Susan stopped short. “What did you say?”

“Mom told me to invite you to dinner.”

She looked at him incredulously. “I don’t even know your mother.”

“That’s the point. She always wants to meet the girls I date.”

Susan gripped her fork until her fingers turned white. “Dennis. We’re not dating.”

“Sure we are. We have lunch together all the time. Evie says a relationship is all about togetherness.”

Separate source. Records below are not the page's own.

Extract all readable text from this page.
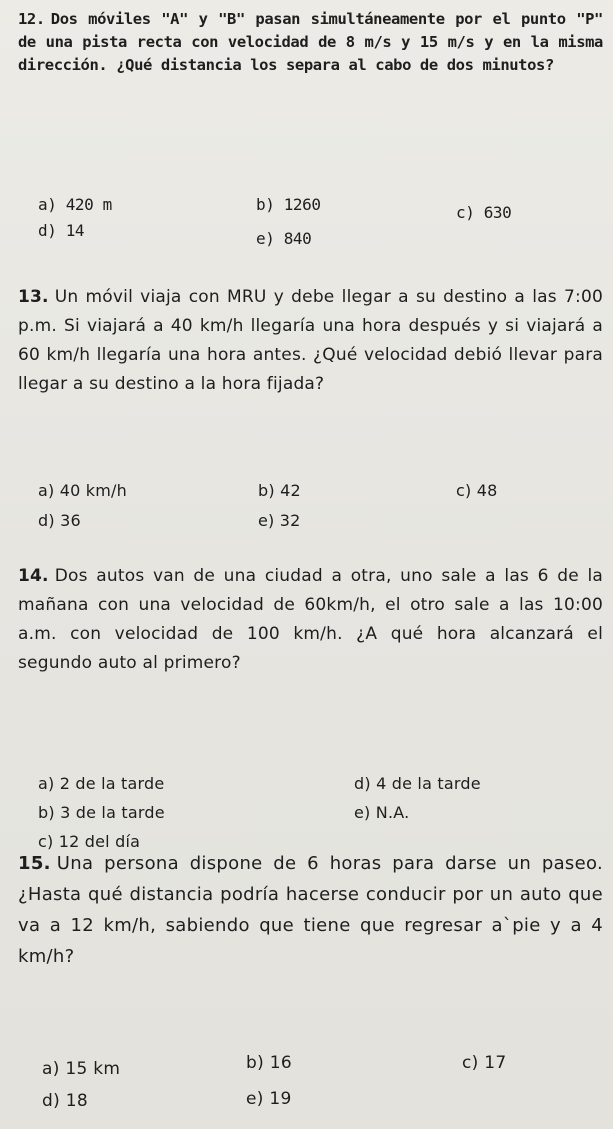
12. Dos móviles "A" y "B" pasan simultáneamente por el punto "P" de una pista recta con velocidad de 8 m/s y 15 m/s y en la misma dirección. ¿Qué distancia los separa al cabo de dos minutos?

a) 420 m	b) 1260	c) 630
d) 14	e) 840

13. Un móvil viaja con MRU y debe llegar a su destino a las 7:00 p.m. Si viajará a 40 km/h llegaría una hora después y si viajará a 60 km/h llegaría una hora antes. ¿Qué velocidad debió llevar para llegar a su destino a la hora fijada?

a) 40 km/h	b) 42	c) 48
d) 36	e) 32

14. Dos autos van de una ciudad a otra, uno sale a las 6 de la mañana con una velocidad de 60km/h, el otro sale a las 10:00 a.m. con velocidad de 100 km/h. ¿A qué hora alcanzará el segundo auto al primero?

a) 2 de la tarde
b) 3 de la tarde
c) 12 del día
d) 4 de la tarde
e) N.A.

15. Una persona dispone de 6 horas para darse un paseo. ¿Hasta qué distancia podría hacerse conducir por un auto que va a 12 km/h, sabiendo que tiene que regresar a`pie y a 4 km/h?

a) 15 km	b) 16	c) 17
d) 18	e) 19
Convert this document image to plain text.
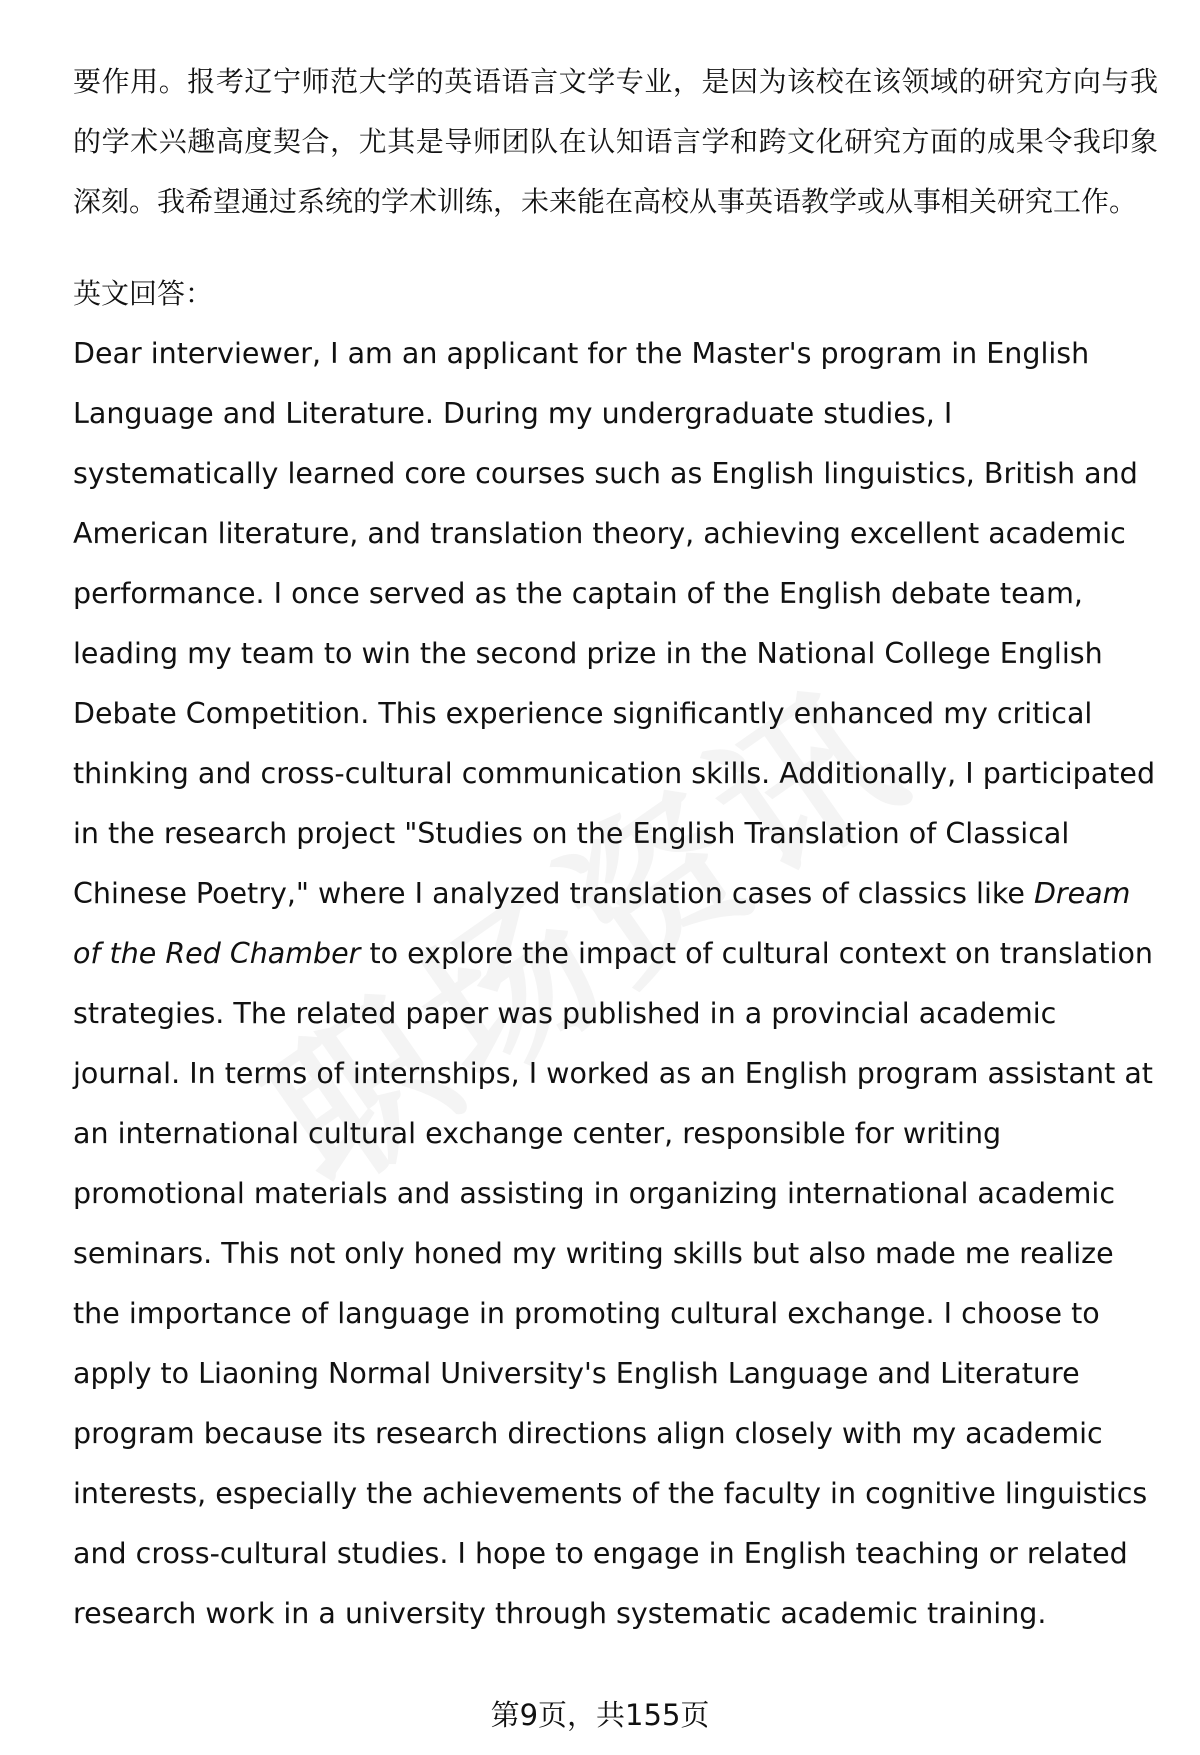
要作用。报考辽宁师范大学的英语语言文学专业，是因为该校在该领域的研究方向与我的学术兴趣高度契合，尤其是导师团队在认知语言学和跨文化研究方面的成果令我印象深刻。我希望通过系统的学术训练，未来能在高校从事英语教学或从事相关研究工作。

英文回答：

Dear interviewer, I am an applicant for the Master's program in English Language and Literature. During my undergraduate studies, I systematically learned core courses such as English linguistics, British and American literature, and translation theory, achieving excellent academic performance. I once served as the captain of the English debate team, leading my team to win the second prize in the National College English Debate Competition. This experience significantly enhanced my critical thinking and cross-cultural communication skills. Additionally, I participated in the research project "Studies on the English Translation of Classical Chinese Poetry," where I analyzed translation cases of classics like Dream of the Red Chamber to explore the impact of cultural context on translation strategies. The related paper was published in a provincial academic journal. In terms of internships, I worked as an English program assistant at an international cultural exchange center, responsible for writing promotional materials and assisting in organizing international academic seminars. This not only honed my writing skills but also made me realize the importance of language in promoting cultural exchange. I choose to apply to Liaoning Normal University's English Language and Literature program because its research directions align closely with my academic interests, especially the achievements of the faculty in cognitive linguistics and cross-cultural studies. I hope to engage in English teaching or related research work in a university through systematic academic training.

第9页，共155页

Evie. Change one letter and she became Evil. Why had Susan never noticed that before?

“I’m busy on Saturday,” she said.

“Then Friday.”

“I’m busy then, too.”

“Then pick a day. As long as it’s not Sunday. That’s Mom’s bingo night.”

Susan couldn’t take this anymore. “I have to go.”

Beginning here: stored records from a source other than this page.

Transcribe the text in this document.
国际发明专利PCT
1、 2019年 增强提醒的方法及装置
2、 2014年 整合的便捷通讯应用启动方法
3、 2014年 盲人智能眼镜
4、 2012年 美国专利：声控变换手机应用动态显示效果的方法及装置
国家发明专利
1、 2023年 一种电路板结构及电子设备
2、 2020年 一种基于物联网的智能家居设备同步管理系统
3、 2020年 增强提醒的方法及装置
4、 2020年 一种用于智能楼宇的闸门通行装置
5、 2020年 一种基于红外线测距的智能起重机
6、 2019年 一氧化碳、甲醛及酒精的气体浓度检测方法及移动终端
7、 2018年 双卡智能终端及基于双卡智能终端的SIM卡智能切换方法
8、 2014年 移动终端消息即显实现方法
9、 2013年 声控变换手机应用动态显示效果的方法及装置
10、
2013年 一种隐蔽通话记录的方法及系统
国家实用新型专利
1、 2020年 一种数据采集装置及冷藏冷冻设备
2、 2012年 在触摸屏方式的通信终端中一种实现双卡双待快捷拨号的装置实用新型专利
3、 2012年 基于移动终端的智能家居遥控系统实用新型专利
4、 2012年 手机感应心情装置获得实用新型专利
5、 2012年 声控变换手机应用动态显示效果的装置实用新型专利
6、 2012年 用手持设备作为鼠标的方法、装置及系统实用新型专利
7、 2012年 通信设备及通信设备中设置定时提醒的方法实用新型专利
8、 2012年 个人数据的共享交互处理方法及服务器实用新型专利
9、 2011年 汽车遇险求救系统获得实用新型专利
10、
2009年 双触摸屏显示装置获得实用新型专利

She rose and headed for the conveyor belt to dump her tray. Sure enough, Dennis got up to follow her, still yammering away, and all she could think about was how her ex-husband was getting married to a decent woman when the best Susan could do was the quintessential geek with bad hair, bad posture and bad breath, a man she was going to have to break up with even though they’d never dated in the first place.

Suddenly, all kinds of emotions swirled around inside her. Irritation. Apprehension. Resentment. Desperation. Regret over the past. Hopelessness for the future. A plan was forming in her mind to break into a Hershey’s chocolate factory at two in the morning and eat herself senseless, after which she would crawl into a corner, curl up in a fetal position and cry. At that moment, she was a psychologist’s Rolodex all crammed into one person, and that one person was ready to blow.

“So how about seven o’clock on Thursday?” Dennis said. “Any later and Mom’s arthritis starts to—”

“Don’t talk to me anymore.”

“But—”

“I said shut up.”

“But I need to be able to tell her—”

Susan slammed her tray down on the conveyor belt and spun around, skewering him with a furious glare. “Listen to me! I don’t want to go anywhere with you!”

When his eyes got all wide with surprise, Susan was sure she’d scored a direct hit. Then his face morphed into a goofy grin. “Yeah, Evie told me you always play hard to get. She said you like men who won’t take no for an answer.”

Evie was a dead woman.

He inched closer. “She also said you like a man who talks dirty.”

Susan had barely registered shock over that statement when Dennis, in the most graphic language imaginable, proceeded to tell her his fantasy about the nurse in the black hip boots and the naughty barista.

In a flurry of astonishment and disgust, Susan shoved him against a nearby wall, her hand at his throat. His eyes bugged open with surprise.

“Listen to me,” she growled. “I’m not your girlfriend. I don’t even like you. I’ve had it with you calling me at four in the morning. And the last thing I want to hear about are your sick fantasies!”